McDuff, David

McDuff, David Image 1

© Anna McDuff
David McDuff (born 1945, Sale, Cheshire, England) is a Scottish translator, editor and literary critic.
McDuff attended the University of Edinburgh, where he studied Russian and German, gaining a PhD in 1971. In 1968 he married mathematician Dusa McDuff, but they separated around 1975. After living for some time in the Soviet Union, Denmark, Iceland, and the United States, he eventually returned to the United Kingdom, where he worked for several years as a co-editor and reviewer on the literary magazine Stand. He then moved to London, where he began his career as a literary translator.
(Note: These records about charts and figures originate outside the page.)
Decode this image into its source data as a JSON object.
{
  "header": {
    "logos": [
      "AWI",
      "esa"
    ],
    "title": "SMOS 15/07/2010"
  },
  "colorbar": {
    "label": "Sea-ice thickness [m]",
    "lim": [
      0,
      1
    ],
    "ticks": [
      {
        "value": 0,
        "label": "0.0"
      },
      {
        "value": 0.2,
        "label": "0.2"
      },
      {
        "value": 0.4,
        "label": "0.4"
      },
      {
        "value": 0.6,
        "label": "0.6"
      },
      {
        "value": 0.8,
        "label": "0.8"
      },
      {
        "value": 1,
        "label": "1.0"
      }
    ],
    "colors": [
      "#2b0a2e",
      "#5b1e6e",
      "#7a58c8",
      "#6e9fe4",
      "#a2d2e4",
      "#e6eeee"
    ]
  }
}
McDuff's translations include both foreign poetry and prose, including poems by Joseph Brodsky and Tomas Venclova, and novels including Fyodor Dostoyevsky's Crime and Punishment, The Brothers Karamazov, and The Idiot (all three in Penguin Classics). His Complete Poems of Edith Södergran (1984, 1992) and Complete Poems of Karin Boye (1994) were published by Bloodaxe Books. One of the earliest members of SELTA in 1982, he later served on its committee. McDuff’s translation of the Finnish-language author Tuomas Kyrö’s 2011 novel The Beggar and the Hare was published in 2014. In November 2019 McDuff's new translation of Karin Boye's dystopian novel Kallocain was published by Penguin Classics. There is a complete list of McDuff's published translations at http://englishings.com/publicat.htm
From 2007 to 2010 David McDuff worked as an editor and translator with Prague Watchdog, the Prague-based NGO which monitored and discussed human rights abuses in Chechnya and the North Caucasus.
Among literary awards, he has received the 1994 TLS/George Bernard Shaw Translation Prize for his translation of Finland-Swedish poet Gösta Ågren's poems, A Valley In The Midst of Violence, published by Bloodaxe, and the 2006 Stora Pris of the Finland-Swedish Writers' Association (Finlands svenska författareförening), Helsinki. McDuff was honoured with the Finnish State Award for Foreign Translators in 2013 and the Swedish Academy's Interpretation prize in 2021.